When she was 14, Tracy Gary was told she would be a millionaire. At 21, she inherited $1.2 million. By the time she turned 35, just as planned, she had given it all away.
Over the last 35 years, Gary has taken philanthropy to new heights. She has founded 18 non-profits and worked with over 6,000 “wealth holders” and their families. She’s given away another $1 million — this money that she earned. And now, through her newest startup, Houston-based Inspired Legacies, the donor activist is connecting, as she puts it, “dreamers and dream-makers” — wealthy donors and the advisors and non-profits that can help them achieve their “inspired” outcome.
As Gary, 58, views it, the stakes have never been higher.
“We are growing a network of people who want to give boldly and strategically and who are committed to being transformational leaders during this transformational time,” she says. “There’s plenty to give and plenty to do. This is not a spectator sport. At this point in our history, we are going to break through or break down. I’m on the breakthrough side.”
Through Inspired Legacies, Gary coaches financial advisors — both individually and at training workshops — on how to work better with wealthy clients on philanthropy. At the moment, she adds, there’s a fundamental gap — clients who often resist the legacy piece and advisors who aren’t equipped to guide them through the planning process.
One statistic that propels Gary forward: Only 17 percent of the wealthiest Americans, those with a net worth of $6 million and up, mention any charities in their wills. “To me that’s completely shocking,” she says. “There’s a disconnect.”
To make matters worse, Gary says very few advisors in their client intake questionnaire include philanthropy. If there is one, it is typically swept into this broad question: What percentage of your current assets do you wish to leave to the community, friends, family, Uncle Sam? “That’s it? Not: What do you give to? What are your passions and interests? Do you have a special relationship in the non-profit community? What is it you would like to change or preserve in your lifetime for yourself, your family, your community? These are key,” Gary says. “These are the questions that move people along.”
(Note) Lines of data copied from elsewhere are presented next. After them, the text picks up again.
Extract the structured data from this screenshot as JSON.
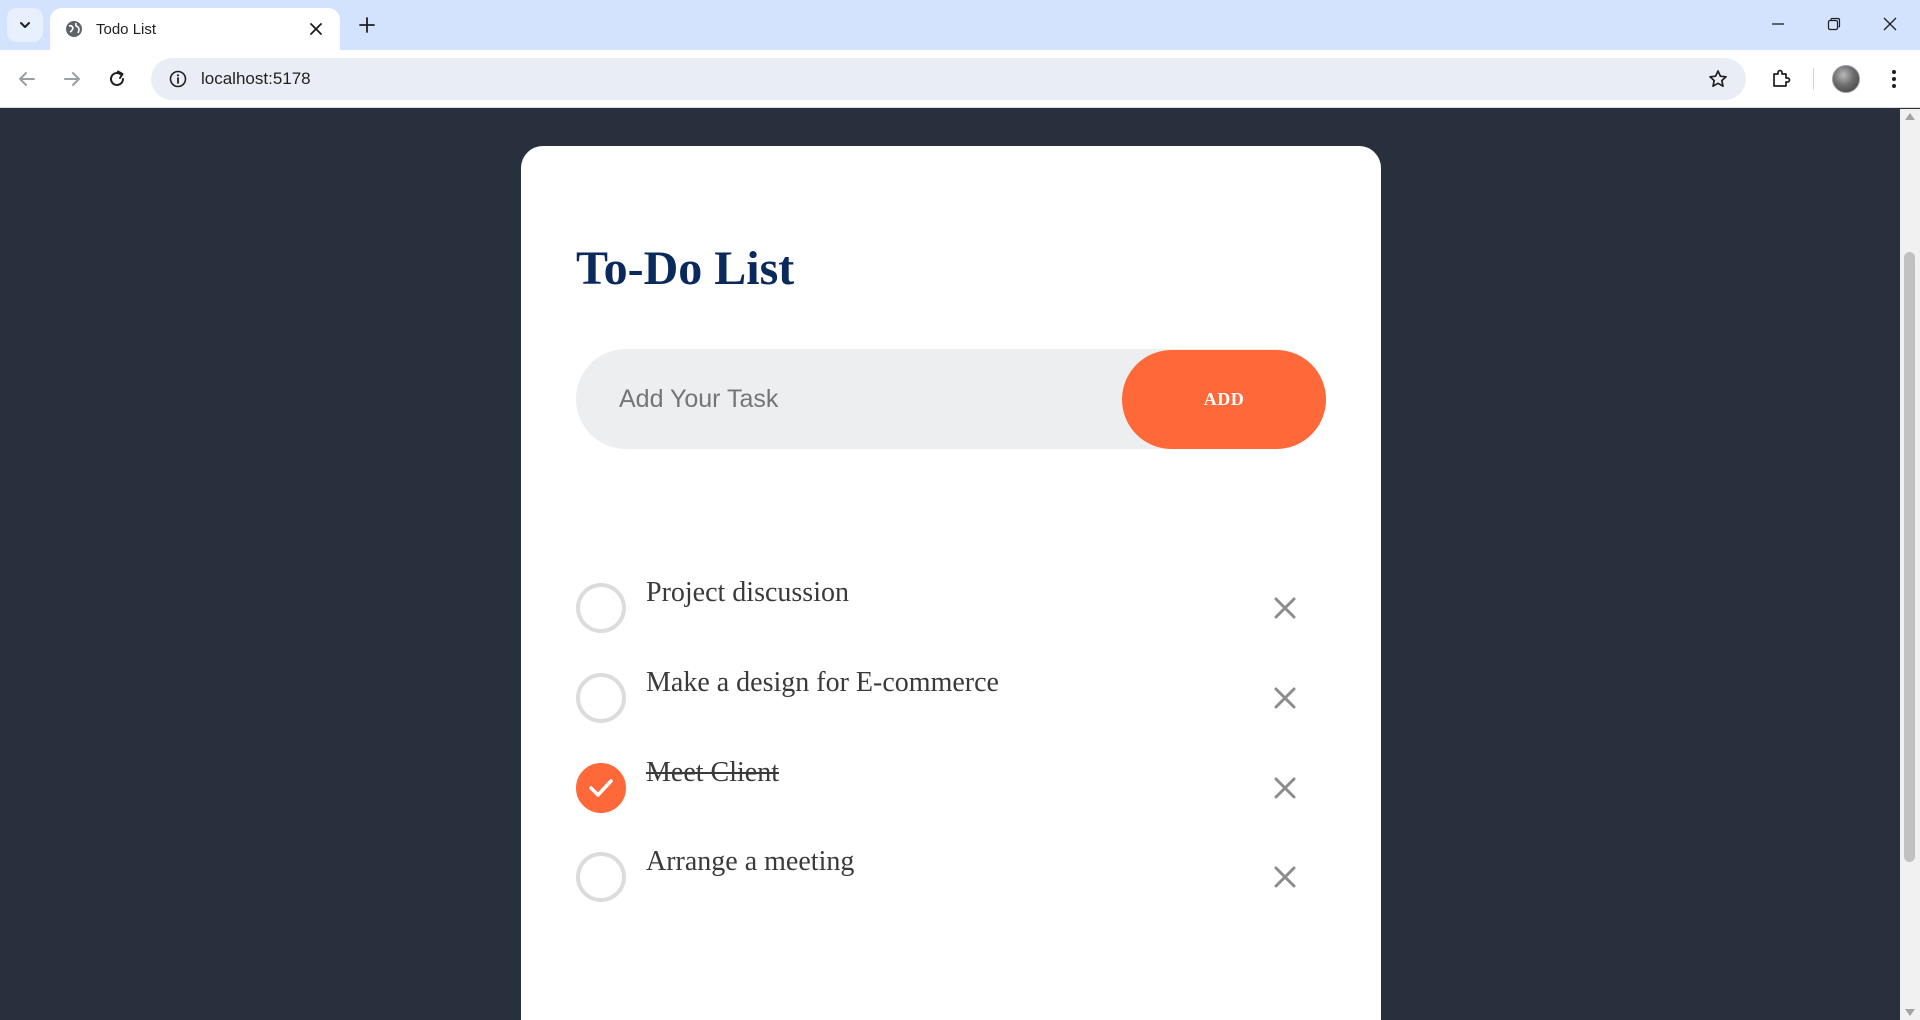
{
  "browser": {
    "tab_title": "Todo List",
    "url": "localhost:5178"
  },
  "app": {
    "title": "To-Do List",
    "input_placeholder": "Add Your Task",
    "add_label": "ADD",
    "accent_color": "#ff6838",
    "title_color": "#0a2a5e",
    "page_background": "#282f3d",
    "tasks": [
      {
        "text": "Project discussion",
        "done": false
      },
      {
        "text": "Make a design for E-commerce",
        "done": false
      },
      {
        "text": "Meet Client",
        "done": true
      },
      {
        "text": "Arrange a meeting",
        "done": false
      }
    ]
  }
}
Gary, author of the widely read Inspired Philanthropy: Your Step-by-Step Guide to Creating a Giving Plan and Leaving a Legacy, says donors tend to respond positively to advisors who approach them with a “deep spirit of respect and listening.” Yet very few advisors reveal the importance of philanthropy and volunteerism in their own lives — a mistake, according to Gary.
Among the advisors Gary works with today who are getting it right: a young estate planning attorney who reduces her fee by as much as one-third when a new client volunteers within 90 days of their engagement, and a CPA who awards a matching gift of up to $250 when a client makes his or her first charitable gift of the year.
Gary also says it’s important for advisors and all staff to have their own giving plans. “This represents a deep dive into your values.” Additionally, she says advisors should not be shy about asking clients to refer them to other families that are philanthropically inclined. “It’s very easy to do that kind of referral,” she notes.
Randy Fox, a founding principal of InKnowVision, which designs estate plans for families with $10 million in net worth and up, has partnered with Gary’s Inspired Legacies for the past year to produce Inspired InKnowVision, an outreach program for advisors who serve the ultra-affluent. The collaboration far exceeded Fox’s expectations.
“Tracy has a passion and depth of experience, having worked with charities and having been a donor. She understands the charitable mind,” says Fox. On a practical level, he adds, Gary’s training tips have filled a void. “Our advisors are dying for that kind of stuff. It’s just breaking down barriers more than anything else — getting the professions that should be talking to each other talking to each other.”
Gary grew up in a family of privilege. Her mother, a hugely successful Wall Street stockbroker, was a Pillsbury heiress. Her adoptive father’s family held the patent to the dial telephone. Together, through business ventures, they made tens of millions of dollars — all the while teaching their daughter to be a servant leader. Gary began volunteering at six and by 18 she had founded two non-profits. Her life’s work has been framed by her parents’ message to her as a child: “You are part of a community; you contribute to that community. This is how you will best grow yourself — by being connected to people.”
It is a mission that has allowed Gary to live “euphorically,” as she phrases it.
“Do you want to be part of those who are co-creating the future — the family we want, the world we want? How can you be a leader? We’re here to draw out donors and their dreams,” she says. “It’s not just thinking about the clock ticking — but being of service to a higher goal.”